An operating budget that forecasts expenditures of just over $25.5 million (about $809,500 higher than last year) will extract from property owners a taxation levy of about $11,571,680.00, an increase of about 2.5 per cent from 2017. Overall 2018 taxable assessment for Lambton Shores has increased by a total of 6.58 per cent, creating the opportunity for the tax rate reduction.
An approved expenditure of $7,012,750 on capital works projects will be funded entirely from existing reserve funds and some grants, sparing taxpayers any of that burden. Last year’s capital budget was set at $8,531,061.00.
Not a single seat in the public gallery was occupied by ratepayers.
Treasurer Janet Ferguson presented an operating budget that would have decreased the tax rate by 2.48 per cent but council voted for additional spending of $14,000 to Forest Lambton Museum to support tourist information services and $15,000 for a phragmites invasive species eradication group. The terms ‘tentative’ and ‘approximate’ apply to the updated tax rate because the $15,000 funding is conditional on whether the phragmites fighters receive additional grant money for their efforts on private properties.
Treasurer Ferguson reminded council that there are two unknowns for the overall three-prong 2018 tax rates. County council has not yet set the Lambton rate nor has the Province of Ontario announced its rate for support of schools which she expects to receive soon.
Ferguson also noted that the tax rate reduction will be partially offset on the upside by the new assessed values of properties as calculated by the province’s Municipal Property Assessment Corporation (MPAC). She provided examples of the impact of MPAC’s value updates on residential properties based on her originally drafted tax rate reduction. An average property assessed last year at $257,985 would now be valued at $269,594.33 causing the local municipality’s share of the tax bill to rise from $1,316.87 to $1,342.03, a hike of $25.16 or 1.91 per cent. That will increase slightly when a new rate is confirmed.

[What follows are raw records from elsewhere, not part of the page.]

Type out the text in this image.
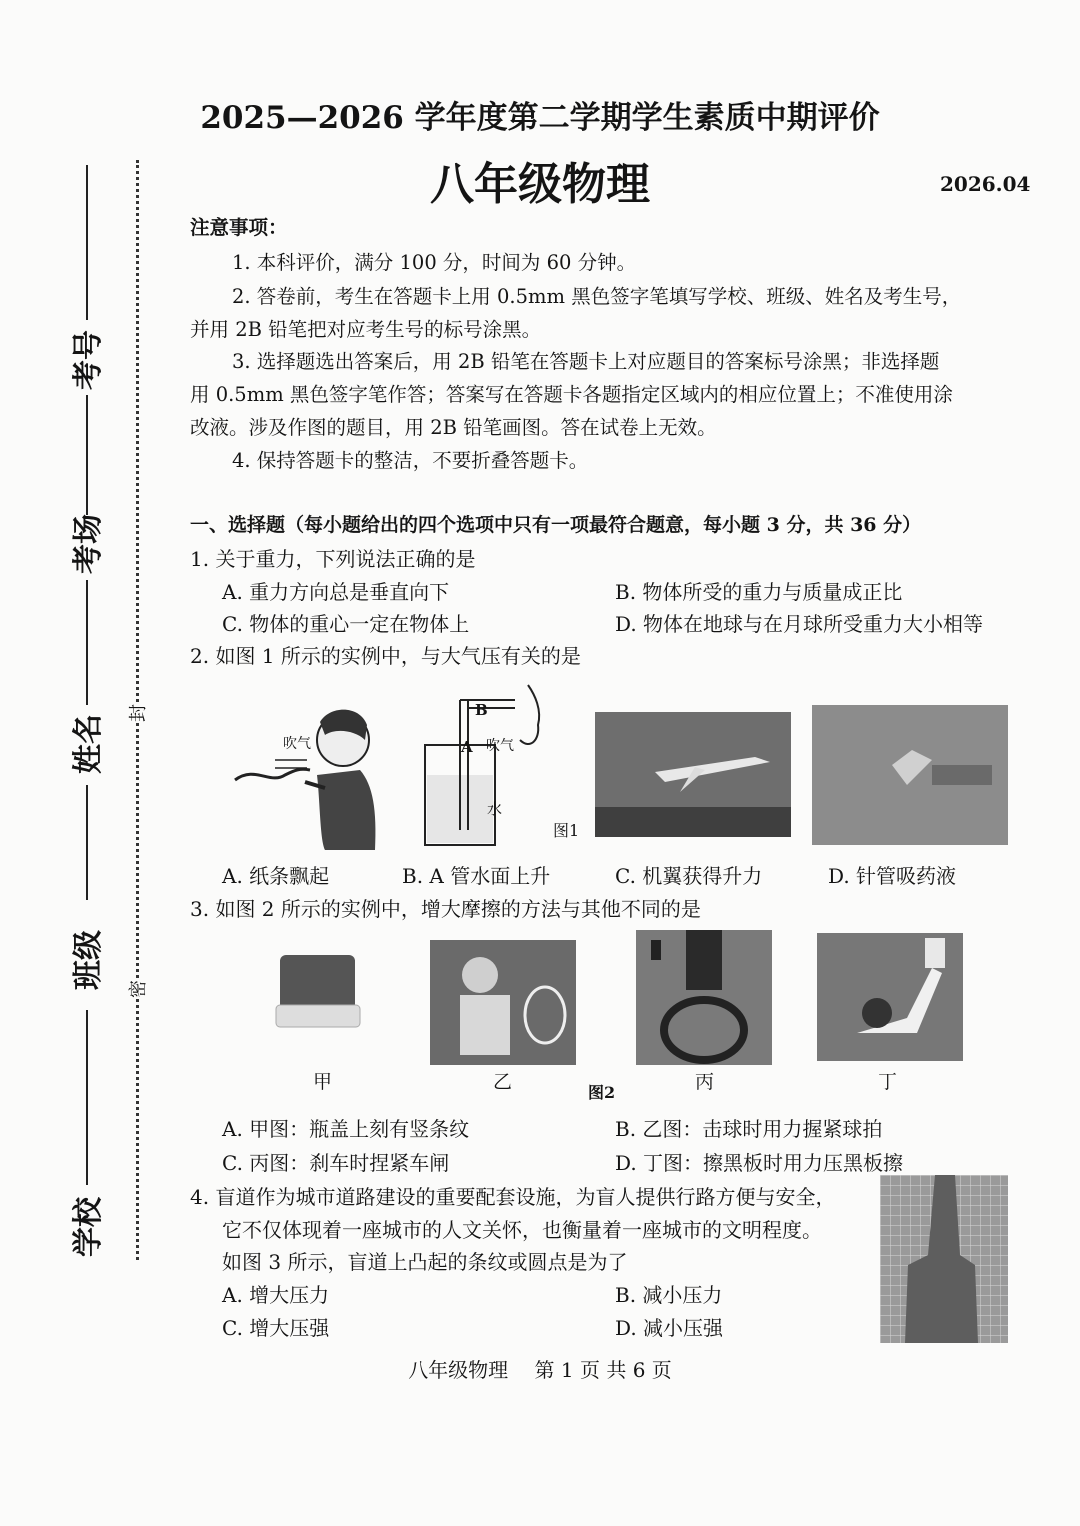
考号
考场
姓名
班级
学校
封
密
2025—2026 学年度第二学期学生素质中期评价
八年级物理	2026.04
注意事项：
1. 本科评价，满分 100 分，时间为 60 分钟。
2. 答卷前，考生在答题卡上用 0.5mm 黑色签字笔填写学校、班级、姓名及考生号，
并用 2B 铅笔把对应考生号的标号涂黑。
3. 选择题选出答案后，用 2B 铅笔在答题卡上对应题目的答案标号涂黑；非选择题
用 0.5mm 黑色签字笔作答；答案写在答题卡各题指定区域内的相应位置上；不准使用涂
改液。涉及作图的题目，用 2B 铅笔画图。答在试卷上无效。
4. 保持答题卡的整洁，不要折叠答题卡。
一、选择题（每小题给出的四个选项中只有一项最符合题意，每小题 3 分，共 36 分）
1. 关于重力，下列说法正确的是
A. 重力方向总是垂直向下	B. 物体所受的重力与质量成正比
C. 物体的重心一定在物体上	D. 物体在地球与在月球所受重力大小相等
2. 如图 1 所示的实例中，与大气压有关的是
吹气
B
A 吹气
水
图1
A. 纸条飘起	B. A 管水面上升	C. 机翼获得升力	D. 针管吸药液
3. 如图 2 所示的实例中，增大摩擦的方法与其他不同的是
甲	乙	丙	丁
图2
A. 甲图：瓶盖上刻有竖条纹	B. 乙图：击球时用力握紧球拍
C. 丙图：刹车时捏紧车闸	D. 丁图：擦黑板时用力压黑板擦
4. 盲道作为城市道路建设的重要配套设施，为盲人提供行路方便与安全，
它不仅体现着一座城市的人文关怀，也衡量着一座城市的文明程度。
如图 3 所示，盲道上凸起的条纹或圆点是为了
A. 增大压力	B. 减小压力
C. 增大压强	D. 减小压强
八年级物理 第 1 页 共 6 页
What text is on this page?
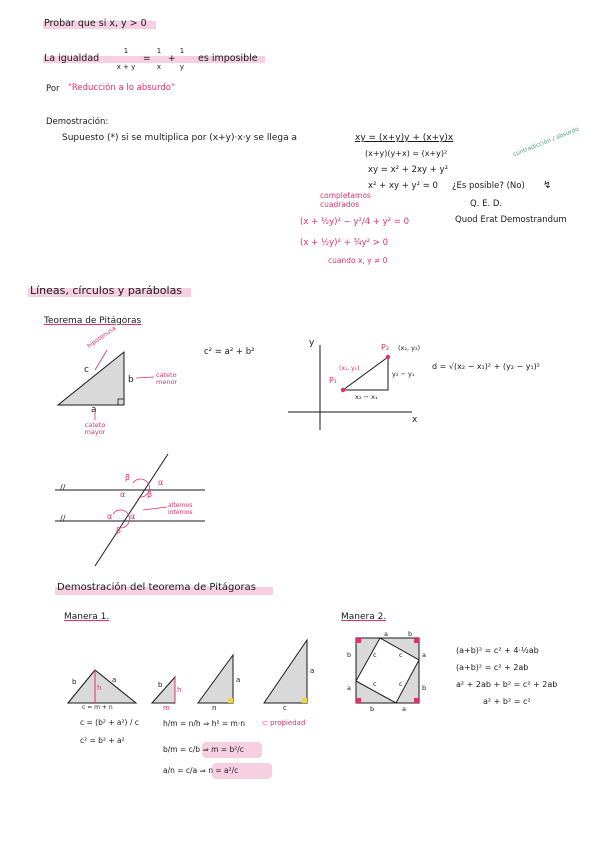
Probar que si x, y > 0
La igualdad
1
x + y
=
1
x
+
1
y
es imposible
Por "Reducción a lo absurdo"
Demostración:
Supuesto (*) si se multiplica por (x+y)·x·y se llega a	xy = (x+y)y + (x+y)x
(x+y)(y+x) = (x+y)²
xy = x² + 2xy + y²
x² + xy + y² = 0 ¿Es posible? (No) ↯
contradicción / absurdo
Q. E. D.
Quod Erat Demostrandum
completamos cuadrados
(x + ½y)² − y²/4 + y² = 0
(x + ½y)² + ¾y² > 0
cuando x, y ≠ 0
Líneas, círculos y parábolas
Teorema de Pitágoras
c² = a² + b²
c
b
a
hipotenusa
cateto menor
cateto mayor
y
x
P₁
(x₁, y₁)
P₂ (x₂, y₂)
y₂ − y₁
x₂ − x₁
d = √(x₂ − x₁)² + (y₂ − y₁)²
//
//
β
α	β
α
α α
β
alternos internos
Demostración del teorema de Pitágoras
Manera 1.	Manera 2.
b	a
h
c = m + n
b
h
m
a
n
a
c
c = (b² + a²) / c
c² = b² + a²
h/m = n/h ⇒ h² = m·n ⊂ propiedad
b/m = c/b ⇒ m = b²/c
a/n = c/a ⇒ n = a²/c
a	b
b
a
a
b
b	a
c	c
c	c
(a+b)² = c² + 4·½ab
(a+b)² = c² + 2ab
a² + 2ab + b² = c² + 2ab
a² + b² = c²
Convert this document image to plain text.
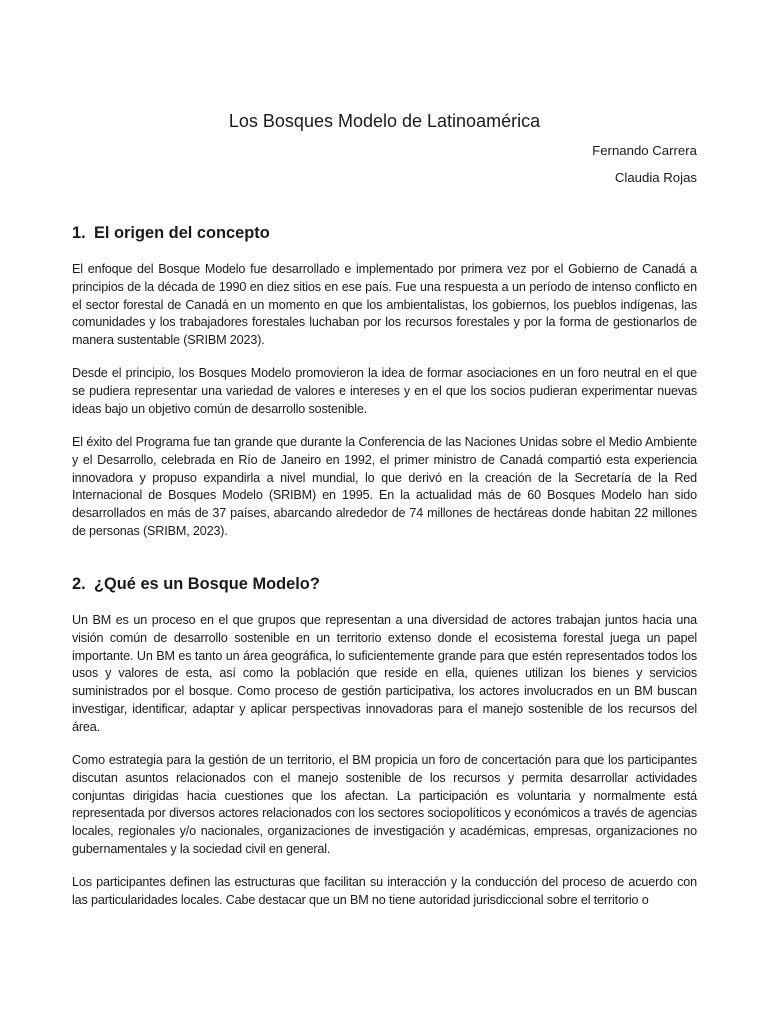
Los Bosques Modelo de Latinoamérica
Fernando Carrera
Claudia Rojas
1. El origen del concepto

El enfoque del Bosque Modelo fue desarrollado e implementado por primera vez por el Gobierno de Canadá a principios de la década de 1990 en diez sitios en ese país. Fue una respuesta a un período de intenso conflicto en el sector forestal de Canadá en un momento en que los ambientalistas, los gobiernos, los pueblos indígenas, las comunidades y los trabajadores forestales luchaban por los recursos forestales y por la forma de gestionarlos de manera sustentable (SRIBM 2023).

Desde el principio, los Bosques Modelo promovieron la idea de formar asociaciones en un foro neutral en el que se pudiera representar una variedad de valores e intereses y en el que los socios pudieran experimentar nuevas ideas bajo un objetivo común de desarrollo sostenible.

El éxito del Programa fue tan grande que durante la Conferencia de las Naciones Unidas sobre el Medio Ambiente y el Desarrollo, celebrada en Río de Janeiro en 1992, el primer ministro de Canadá compartió esta experiencia innovadora y propuso expandirla a nivel mundial, lo que derivó en la creación de la Secretaría de la Red Internacional de Bosques Modelo (SRIBM) en 1995. En la actualidad más de 60 Bosques Modelo han sido desarrollados en más de 37 países, abarcando alrededor de 74 millones de hectáreas donde habitan 22 millones de personas (SRIBM, 2023).

2. ¿Qué es un Bosque Modelo?

Un BM es un proceso en el que grupos que representan a una diversidad de actores trabajan juntos hacia una visión común de desarrollo sostenible en un territorio extenso donde el ecosistema forestal juega un papel importante. Un BM es tanto un área geográfica, lo suficientemente grande para que estén representados todos los usos y valores de esta, así como la población que reside en ella, quienes utilizan los bienes y servicios suministrados por el bosque. Como proceso de gestión participativa, los actores involucrados en un BM buscan investigar, identificar, adaptar y aplicar perspectivas innovadoras para el manejo sostenible de los recursos del área.

Como estrategia para la gestión de un territorio, el BM propicia un foro de concertación para que los participantes discutan asuntos relacionados con el manejo sostenible de los recursos y permita desarrollar actividades conjuntas dirigidas hacia cuestiones que los afectan. La participación es voluntaria y normalmente está representada por diversos actores relacionados con los sectores sociopolíticos y económicos a través de agencias locales, regionales y/o nacionales, organizaciones de investigación y académicas, empresas, organizaciones no gubernamentales y la sociedad civil en general.

Los participantes definen las estructuras que facilitan su interacción y la conducción del proceso de acuerdo con las particularidades locales. Cabe destacar que un BM no tiene autoridad jurisdiccional sobre el territorio o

In the unlikely event that a residential property’s $257,985 assessed value holds over to this year, the local municipal tax bill would fall by $32.63, again based on the originally drafted tax rate.
The biggest component of the operating budget is transportation services $5,392,038 (46 per cent) followed by policing $2,502,952 (21.63 per cent), fire services $1,134,514 (9.80 per cent) and arenas $928,829 (8.03 per cent).
Among the main elements of this year’s capital works budget are $3,631,943 for the community services department, $1,292,973 for water, $1,008,941 for wastewater and $663,500 for fire protection which includes $600,000 for a new fire pumper truck. $85,000 is allocated for purchase of IT (information technology) equipment.
“The server infrastructure is aging and requires updating and funds have been allocated to accommodate replacing all of them,” the treasurer reported.